Cropping Practices and Their Drivers in Various Cropping Systems in Peri-urban Areas of Ouagadougou, Burkina Faso

  •  Delphine Bernadette Ouédraogo    
  •  Delwendé Innocent Kiba    
  •  Zacharia Gnankambary    
  •  Sheick K. Sangaré    
  •  Diakouba Sirima    
  •  Hassan Bismarck Nacro    
  •  Michel Papaoba Sedogo    


The advantages of urban and peri-urban agriculture in West African cities, namely its contribution to food production, income generation and resorbing unemployment are well reported. In the peri-urban areas, cropping systems and practices are various and may affect differently soil properties. Those systems and practices may be driven by farms socio-economic conditions.

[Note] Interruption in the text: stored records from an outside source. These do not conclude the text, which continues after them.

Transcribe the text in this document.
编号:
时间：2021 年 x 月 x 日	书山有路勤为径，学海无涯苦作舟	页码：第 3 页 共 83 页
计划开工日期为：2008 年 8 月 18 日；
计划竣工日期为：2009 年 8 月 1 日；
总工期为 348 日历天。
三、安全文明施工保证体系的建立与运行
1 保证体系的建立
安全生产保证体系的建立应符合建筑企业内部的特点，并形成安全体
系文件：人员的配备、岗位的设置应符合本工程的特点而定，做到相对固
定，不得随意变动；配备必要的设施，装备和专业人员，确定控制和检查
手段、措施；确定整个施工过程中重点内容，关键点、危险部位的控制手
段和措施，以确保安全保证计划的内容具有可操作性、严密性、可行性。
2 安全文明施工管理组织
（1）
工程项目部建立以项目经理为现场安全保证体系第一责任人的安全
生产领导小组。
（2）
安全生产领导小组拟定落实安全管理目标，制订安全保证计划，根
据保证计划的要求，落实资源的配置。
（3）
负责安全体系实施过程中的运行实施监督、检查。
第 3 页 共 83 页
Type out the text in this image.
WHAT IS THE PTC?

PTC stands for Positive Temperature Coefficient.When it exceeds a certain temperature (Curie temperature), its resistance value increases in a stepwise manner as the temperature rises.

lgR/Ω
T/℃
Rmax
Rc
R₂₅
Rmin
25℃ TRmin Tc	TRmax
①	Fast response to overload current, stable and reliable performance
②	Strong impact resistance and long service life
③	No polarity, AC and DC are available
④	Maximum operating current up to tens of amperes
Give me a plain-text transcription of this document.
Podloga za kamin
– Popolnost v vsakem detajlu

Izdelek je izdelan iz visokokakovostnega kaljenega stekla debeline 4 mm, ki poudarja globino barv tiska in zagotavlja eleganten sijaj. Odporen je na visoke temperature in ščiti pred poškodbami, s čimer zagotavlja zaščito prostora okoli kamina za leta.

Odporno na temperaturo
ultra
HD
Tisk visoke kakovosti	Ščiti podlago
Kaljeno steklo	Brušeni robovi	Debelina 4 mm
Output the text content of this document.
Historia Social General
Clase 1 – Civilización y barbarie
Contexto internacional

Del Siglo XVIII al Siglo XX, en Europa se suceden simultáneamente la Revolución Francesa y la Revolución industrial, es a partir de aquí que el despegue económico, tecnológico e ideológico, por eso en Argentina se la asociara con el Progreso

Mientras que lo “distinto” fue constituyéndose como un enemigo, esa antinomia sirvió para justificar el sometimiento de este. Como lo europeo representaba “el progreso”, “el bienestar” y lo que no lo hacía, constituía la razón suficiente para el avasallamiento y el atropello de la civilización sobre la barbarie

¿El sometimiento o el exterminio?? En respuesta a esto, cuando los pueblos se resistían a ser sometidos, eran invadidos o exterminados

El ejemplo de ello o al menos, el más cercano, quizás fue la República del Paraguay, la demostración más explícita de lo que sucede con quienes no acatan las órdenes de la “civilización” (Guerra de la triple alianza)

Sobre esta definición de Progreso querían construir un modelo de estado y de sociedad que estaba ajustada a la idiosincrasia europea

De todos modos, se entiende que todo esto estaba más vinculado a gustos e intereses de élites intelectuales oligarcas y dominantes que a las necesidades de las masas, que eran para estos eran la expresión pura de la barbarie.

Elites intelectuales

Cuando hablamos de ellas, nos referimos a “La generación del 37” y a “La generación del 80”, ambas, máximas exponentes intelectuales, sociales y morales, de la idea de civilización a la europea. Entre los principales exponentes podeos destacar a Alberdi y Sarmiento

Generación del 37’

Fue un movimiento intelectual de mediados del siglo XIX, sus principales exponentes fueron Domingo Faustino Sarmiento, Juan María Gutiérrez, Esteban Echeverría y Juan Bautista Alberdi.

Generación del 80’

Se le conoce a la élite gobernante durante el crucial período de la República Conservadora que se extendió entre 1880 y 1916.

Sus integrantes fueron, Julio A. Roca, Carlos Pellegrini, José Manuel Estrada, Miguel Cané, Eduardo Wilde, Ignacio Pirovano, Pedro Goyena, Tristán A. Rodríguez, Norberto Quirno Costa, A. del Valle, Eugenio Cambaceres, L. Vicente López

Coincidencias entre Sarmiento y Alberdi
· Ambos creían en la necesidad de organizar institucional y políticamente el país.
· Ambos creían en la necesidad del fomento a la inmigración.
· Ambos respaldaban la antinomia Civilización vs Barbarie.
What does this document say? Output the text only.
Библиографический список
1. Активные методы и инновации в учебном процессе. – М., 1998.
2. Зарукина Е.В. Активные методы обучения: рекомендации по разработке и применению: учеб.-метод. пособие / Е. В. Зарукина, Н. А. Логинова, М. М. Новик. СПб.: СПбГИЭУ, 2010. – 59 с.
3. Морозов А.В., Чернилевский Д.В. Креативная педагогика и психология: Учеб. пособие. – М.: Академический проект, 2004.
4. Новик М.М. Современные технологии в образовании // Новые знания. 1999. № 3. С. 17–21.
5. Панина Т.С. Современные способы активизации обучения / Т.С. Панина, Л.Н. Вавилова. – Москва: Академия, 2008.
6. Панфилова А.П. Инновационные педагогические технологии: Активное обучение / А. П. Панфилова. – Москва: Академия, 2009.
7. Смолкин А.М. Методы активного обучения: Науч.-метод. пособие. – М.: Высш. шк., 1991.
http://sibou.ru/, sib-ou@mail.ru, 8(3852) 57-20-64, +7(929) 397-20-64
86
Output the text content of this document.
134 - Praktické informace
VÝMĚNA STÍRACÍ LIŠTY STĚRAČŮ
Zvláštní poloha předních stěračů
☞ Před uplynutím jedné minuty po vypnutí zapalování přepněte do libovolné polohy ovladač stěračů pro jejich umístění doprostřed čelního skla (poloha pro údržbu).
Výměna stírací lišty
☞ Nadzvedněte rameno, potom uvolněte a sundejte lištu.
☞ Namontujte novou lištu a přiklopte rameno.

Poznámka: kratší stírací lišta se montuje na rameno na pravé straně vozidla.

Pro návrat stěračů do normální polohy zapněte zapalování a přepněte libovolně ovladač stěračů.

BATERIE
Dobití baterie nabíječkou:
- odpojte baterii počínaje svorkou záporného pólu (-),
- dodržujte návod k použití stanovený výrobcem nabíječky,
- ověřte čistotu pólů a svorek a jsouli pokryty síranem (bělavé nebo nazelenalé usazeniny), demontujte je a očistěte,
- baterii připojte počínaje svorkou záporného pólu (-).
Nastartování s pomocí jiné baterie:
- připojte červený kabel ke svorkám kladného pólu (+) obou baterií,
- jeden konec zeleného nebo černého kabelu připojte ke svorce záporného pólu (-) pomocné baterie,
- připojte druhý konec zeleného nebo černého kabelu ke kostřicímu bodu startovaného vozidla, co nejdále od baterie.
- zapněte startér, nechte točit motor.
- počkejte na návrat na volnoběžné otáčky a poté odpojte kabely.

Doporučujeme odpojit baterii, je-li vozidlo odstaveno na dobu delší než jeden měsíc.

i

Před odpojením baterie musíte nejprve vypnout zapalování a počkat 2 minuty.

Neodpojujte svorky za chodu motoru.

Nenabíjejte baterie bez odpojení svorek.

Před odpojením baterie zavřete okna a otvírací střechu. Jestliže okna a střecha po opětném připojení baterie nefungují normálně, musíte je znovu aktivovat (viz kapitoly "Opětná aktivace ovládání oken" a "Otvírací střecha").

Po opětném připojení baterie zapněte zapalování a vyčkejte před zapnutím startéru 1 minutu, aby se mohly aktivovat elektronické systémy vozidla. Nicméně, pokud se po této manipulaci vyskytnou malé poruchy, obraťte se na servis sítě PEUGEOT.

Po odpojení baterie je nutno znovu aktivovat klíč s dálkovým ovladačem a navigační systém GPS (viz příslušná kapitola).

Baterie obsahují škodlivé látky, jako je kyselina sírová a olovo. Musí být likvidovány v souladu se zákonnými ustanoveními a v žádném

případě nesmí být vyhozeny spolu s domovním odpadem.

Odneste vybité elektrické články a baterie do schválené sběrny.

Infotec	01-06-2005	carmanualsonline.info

Here we conducted a study in 133 peri-urban farms located at the vicinity of the city of Ouagadougou. Farmers were questioned on their cropping practices and soil samples were taken and analyzed for their total organic C, available P and K contents. Principal component analysis allowed to study the variability of the farms considering cropping systems, the cropping practices and the farms socio-economic conditions. We found that in the studied cropping systems up to 60% of the farms variability was explained. Monoculture led to low soil organic carbon while polyculture led to low soil available K. The studied socio-economic conditions of the farms explained up to 60% of the variability in cropping practices.